When I'd return home from my trips I'd almost always see improvements here and there – a newly hung gate, an electric outlet over the feed bin, a door that no longer stuck.
Charlie, back from his breaks, would cast a critical eye at, say, a repair to a stall partition done with baling twine, or a sawhorse barricade fronting a listing fence, and roll up his sleeves. For the most part, though, we both stayed put, enjoying the daily rhythms of a lifestyle we'd each chosen as our second careers, carrying on through the 1980s and '90s and into the 21st century.
Today, with the land, barns, and house leased to a young friend with a new herd-share business, Charlie and I are free to spend long stretches of time in the small home we restored in Indiana. But as part of Jason's lease contract, we reserved the right to return now and then to the farm's cabin – a one-room living space with a nearby timber-frame library, barn, and workshop – set amid a grove of sugar maples at the edge of the back pasture a half mile from the house and road. At the heart of things is the outdoor hearth we use each spring to boil the sap we collect to syrup. The quasi-pioneer village has long been our special retreat.
The changes we see upon our visits to the farm have for the most part highlighted the new energy enveloping the place – a field freshly plowed and planted, a new calf shadowing its mother in the front pasture, a fresh coat of paint on the farmhouse.

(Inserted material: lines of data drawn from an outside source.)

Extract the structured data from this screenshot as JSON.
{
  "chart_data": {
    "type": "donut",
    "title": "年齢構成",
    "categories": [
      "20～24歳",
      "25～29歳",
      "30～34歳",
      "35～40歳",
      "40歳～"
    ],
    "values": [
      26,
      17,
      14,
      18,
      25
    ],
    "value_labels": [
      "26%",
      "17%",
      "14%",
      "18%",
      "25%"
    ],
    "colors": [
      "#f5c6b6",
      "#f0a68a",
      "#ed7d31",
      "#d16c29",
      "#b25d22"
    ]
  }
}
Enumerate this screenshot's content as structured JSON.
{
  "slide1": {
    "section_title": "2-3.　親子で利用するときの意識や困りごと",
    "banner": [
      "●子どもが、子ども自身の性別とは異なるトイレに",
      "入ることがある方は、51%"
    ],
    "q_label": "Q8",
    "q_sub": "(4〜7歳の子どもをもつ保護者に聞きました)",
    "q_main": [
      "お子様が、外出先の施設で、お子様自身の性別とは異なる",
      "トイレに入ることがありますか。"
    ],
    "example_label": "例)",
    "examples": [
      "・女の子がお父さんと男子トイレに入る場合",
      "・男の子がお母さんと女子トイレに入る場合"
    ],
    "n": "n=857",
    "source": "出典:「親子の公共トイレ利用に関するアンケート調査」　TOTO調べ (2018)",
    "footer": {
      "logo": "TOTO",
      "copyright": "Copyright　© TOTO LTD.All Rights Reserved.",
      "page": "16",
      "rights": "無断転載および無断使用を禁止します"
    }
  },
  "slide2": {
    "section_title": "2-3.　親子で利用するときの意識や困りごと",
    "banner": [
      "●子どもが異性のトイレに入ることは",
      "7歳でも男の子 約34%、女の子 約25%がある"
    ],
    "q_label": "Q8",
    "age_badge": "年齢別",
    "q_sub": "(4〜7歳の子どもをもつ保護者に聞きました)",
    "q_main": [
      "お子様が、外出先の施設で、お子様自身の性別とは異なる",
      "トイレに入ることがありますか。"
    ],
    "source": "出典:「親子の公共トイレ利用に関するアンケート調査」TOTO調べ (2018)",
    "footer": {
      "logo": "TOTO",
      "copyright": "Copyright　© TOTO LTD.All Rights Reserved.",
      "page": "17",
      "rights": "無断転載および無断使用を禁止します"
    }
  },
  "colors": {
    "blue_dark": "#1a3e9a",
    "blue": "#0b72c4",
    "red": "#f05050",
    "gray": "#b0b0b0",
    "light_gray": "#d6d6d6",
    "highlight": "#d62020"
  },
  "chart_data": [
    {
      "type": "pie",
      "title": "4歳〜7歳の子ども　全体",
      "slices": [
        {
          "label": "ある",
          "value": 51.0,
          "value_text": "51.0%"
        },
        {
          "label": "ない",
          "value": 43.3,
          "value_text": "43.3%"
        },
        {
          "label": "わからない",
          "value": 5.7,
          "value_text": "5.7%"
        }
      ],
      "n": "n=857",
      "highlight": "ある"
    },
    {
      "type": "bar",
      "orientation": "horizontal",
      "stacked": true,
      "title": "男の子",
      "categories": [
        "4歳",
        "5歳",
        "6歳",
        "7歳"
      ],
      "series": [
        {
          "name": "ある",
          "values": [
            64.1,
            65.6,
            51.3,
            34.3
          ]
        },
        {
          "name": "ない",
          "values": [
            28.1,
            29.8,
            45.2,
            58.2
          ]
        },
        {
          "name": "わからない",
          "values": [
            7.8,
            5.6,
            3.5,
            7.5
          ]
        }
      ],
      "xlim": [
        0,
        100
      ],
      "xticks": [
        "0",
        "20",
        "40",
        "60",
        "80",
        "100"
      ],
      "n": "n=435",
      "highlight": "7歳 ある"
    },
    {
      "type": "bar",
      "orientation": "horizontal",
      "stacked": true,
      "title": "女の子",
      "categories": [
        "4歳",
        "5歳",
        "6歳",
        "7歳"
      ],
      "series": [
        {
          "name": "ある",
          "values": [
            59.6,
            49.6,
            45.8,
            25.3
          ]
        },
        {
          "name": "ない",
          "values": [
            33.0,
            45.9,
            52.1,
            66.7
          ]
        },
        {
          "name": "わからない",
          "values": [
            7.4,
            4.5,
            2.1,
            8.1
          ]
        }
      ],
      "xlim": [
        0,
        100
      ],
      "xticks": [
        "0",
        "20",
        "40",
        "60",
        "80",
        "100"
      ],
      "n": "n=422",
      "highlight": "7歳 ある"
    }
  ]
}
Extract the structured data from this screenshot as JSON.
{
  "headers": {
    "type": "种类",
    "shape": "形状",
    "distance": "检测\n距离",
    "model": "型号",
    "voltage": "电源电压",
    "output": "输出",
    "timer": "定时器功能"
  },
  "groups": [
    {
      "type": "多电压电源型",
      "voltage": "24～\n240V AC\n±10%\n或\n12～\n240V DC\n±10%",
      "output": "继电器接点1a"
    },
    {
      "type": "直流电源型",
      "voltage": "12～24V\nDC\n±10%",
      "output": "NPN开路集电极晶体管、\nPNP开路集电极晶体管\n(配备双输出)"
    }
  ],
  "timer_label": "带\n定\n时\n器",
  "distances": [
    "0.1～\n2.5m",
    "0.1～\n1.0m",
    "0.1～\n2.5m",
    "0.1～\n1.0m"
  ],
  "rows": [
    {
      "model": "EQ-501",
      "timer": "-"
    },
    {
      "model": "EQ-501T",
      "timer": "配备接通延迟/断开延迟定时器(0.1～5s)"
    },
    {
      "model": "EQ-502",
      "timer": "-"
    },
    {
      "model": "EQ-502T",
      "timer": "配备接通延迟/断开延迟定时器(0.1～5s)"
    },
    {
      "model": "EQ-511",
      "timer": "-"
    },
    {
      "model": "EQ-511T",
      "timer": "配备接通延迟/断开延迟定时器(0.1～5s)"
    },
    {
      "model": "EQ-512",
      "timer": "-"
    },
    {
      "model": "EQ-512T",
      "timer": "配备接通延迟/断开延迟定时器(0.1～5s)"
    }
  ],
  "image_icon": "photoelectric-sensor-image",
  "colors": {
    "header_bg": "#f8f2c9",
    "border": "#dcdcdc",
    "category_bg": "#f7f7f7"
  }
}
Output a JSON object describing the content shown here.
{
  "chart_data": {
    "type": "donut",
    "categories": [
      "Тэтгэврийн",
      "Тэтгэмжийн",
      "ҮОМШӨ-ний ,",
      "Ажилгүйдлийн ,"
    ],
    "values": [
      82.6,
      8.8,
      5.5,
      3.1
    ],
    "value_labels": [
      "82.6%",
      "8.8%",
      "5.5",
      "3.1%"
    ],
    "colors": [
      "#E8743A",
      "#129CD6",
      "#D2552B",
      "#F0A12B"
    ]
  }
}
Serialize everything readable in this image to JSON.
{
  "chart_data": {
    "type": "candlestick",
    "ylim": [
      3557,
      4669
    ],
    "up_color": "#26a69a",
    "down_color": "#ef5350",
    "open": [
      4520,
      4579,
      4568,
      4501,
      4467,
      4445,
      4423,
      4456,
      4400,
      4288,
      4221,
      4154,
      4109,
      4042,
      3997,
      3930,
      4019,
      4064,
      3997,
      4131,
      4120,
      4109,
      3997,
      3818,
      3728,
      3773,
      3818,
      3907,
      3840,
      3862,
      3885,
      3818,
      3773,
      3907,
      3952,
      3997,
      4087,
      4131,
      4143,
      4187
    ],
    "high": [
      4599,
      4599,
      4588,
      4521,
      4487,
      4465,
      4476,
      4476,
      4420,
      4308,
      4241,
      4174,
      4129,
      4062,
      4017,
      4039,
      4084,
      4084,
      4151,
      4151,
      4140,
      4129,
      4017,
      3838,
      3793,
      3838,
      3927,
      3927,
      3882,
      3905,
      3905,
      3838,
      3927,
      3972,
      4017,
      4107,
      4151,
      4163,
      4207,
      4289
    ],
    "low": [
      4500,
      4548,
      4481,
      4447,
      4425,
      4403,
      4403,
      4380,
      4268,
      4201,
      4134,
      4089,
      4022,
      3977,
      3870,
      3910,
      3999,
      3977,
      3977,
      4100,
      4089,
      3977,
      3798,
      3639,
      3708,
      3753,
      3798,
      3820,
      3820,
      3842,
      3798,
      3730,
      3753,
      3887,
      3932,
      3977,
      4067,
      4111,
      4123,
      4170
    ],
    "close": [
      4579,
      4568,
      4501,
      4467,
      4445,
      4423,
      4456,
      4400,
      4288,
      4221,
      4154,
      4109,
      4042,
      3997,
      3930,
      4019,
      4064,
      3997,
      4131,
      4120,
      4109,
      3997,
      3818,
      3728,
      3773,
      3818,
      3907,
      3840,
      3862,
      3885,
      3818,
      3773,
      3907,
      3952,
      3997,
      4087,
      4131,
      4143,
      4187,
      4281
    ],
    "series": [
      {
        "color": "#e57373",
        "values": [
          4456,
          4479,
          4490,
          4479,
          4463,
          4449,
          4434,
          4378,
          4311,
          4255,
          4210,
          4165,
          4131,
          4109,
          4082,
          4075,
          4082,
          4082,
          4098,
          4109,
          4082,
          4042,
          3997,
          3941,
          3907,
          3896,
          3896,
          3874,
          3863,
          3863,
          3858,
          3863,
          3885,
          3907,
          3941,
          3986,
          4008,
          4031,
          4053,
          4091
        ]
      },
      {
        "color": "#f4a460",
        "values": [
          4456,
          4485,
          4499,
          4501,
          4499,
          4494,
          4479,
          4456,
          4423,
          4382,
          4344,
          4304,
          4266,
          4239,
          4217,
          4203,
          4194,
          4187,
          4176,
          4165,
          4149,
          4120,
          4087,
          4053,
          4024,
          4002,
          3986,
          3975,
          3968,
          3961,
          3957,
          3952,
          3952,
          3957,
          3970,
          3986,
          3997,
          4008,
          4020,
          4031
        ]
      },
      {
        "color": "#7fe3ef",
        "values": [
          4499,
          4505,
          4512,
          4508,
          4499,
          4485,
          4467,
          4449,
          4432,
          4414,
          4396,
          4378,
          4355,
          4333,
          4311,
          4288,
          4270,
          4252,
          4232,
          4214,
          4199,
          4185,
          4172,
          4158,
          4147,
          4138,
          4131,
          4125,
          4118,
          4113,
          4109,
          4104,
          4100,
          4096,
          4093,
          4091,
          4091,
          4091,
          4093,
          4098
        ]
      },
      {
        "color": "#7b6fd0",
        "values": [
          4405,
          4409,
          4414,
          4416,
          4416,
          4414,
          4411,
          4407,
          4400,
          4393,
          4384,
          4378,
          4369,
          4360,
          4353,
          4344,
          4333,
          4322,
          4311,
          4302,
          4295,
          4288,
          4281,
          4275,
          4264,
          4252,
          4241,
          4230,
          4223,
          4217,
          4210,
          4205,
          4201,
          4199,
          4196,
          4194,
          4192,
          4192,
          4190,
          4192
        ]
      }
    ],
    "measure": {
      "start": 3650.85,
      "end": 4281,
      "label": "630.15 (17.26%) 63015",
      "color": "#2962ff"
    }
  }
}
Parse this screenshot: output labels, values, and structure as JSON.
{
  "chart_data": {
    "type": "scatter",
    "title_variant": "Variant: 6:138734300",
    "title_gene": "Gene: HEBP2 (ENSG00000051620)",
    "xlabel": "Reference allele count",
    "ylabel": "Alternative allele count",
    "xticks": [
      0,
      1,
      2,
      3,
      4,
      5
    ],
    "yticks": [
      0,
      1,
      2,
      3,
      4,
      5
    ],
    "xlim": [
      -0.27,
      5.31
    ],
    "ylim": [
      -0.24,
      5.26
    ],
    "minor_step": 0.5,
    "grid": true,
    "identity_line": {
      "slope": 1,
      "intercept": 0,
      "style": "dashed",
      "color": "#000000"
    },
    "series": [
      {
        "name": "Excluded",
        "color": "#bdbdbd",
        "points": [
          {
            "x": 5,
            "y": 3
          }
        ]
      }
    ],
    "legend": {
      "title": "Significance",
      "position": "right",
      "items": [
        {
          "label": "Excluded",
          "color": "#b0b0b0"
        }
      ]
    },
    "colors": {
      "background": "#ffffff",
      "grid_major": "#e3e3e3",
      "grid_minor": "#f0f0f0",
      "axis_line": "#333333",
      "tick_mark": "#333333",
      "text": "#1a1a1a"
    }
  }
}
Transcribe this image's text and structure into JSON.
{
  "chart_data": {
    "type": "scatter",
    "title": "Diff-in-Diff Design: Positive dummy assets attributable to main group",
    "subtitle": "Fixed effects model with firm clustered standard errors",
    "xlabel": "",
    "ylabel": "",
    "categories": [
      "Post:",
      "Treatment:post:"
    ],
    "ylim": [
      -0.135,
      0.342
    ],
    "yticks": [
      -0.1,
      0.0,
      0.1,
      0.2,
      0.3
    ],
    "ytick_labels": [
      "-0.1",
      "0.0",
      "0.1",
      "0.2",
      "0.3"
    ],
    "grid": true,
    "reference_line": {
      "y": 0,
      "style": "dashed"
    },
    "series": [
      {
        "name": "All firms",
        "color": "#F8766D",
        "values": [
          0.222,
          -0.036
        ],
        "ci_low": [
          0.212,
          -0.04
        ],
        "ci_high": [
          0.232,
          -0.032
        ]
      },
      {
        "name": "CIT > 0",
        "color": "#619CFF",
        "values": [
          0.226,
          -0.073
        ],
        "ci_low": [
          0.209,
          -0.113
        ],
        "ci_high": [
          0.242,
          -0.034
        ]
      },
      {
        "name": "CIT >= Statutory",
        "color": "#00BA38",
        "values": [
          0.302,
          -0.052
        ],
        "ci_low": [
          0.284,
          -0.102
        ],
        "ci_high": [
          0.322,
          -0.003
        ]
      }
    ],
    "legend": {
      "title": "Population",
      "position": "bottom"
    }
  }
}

Fortunately our cabin, lacking plumbing and electricity, takes only sporadic maintenance and minimal upkeep. A couple of years ago Charlie repaired the roof and interior beams of the library, damaged by one massive limb of a storm-felled maple. We'd eyed the tree's neighbor, with a partially hollowed-out trunk.
We knew we should have it cut before it, too, fell. But we put off that pricey step. This week, returning home ahead of Charlie after a month in Indiana, I lost no time walking back to the sugar grove to check on things. Crossing the stream I took stock of its newly scoured bottom, compliments of the previous week's gully-washer. Climbing the hill, the first thing I saw was that the tree had toppled, and mightily, its big limbs twisted and strewn over a considerable area. With a jolt of relief I realized that while it might have taken out the library completely, it had listed the other way. Its bulk completely blocked the path between buildings and crushed only some bordering brush and a half- decayed picnic table that needed to be chopped for kindling anyway.
One branch had nudged the seat of Charlie's horse-drawn forecart as if making a subtle adjustment to the vehicle before he hitched the team again. No specialist could have planned a less damaging demise: It was as if the tree, which had given sap so plentifully over the years, had made a concerted effort to find the one lay that would avoid catastrophic damage to our little complex.
When Charlie arrives we'll roll up our sleeves and put up enough firewood for a full winter's worth of visits – and fuel for next spring's sap boiling.
Given our long absences, we no longer move to the farm's daily rhythms, orchestrate or even witness its subtle transformations – or hear every tree that falls. Still, it welcomes and confronts us with its gifts and challenges every time we do show up. As we slip under its spell again for a week or two, it's almost as if we had never left at all.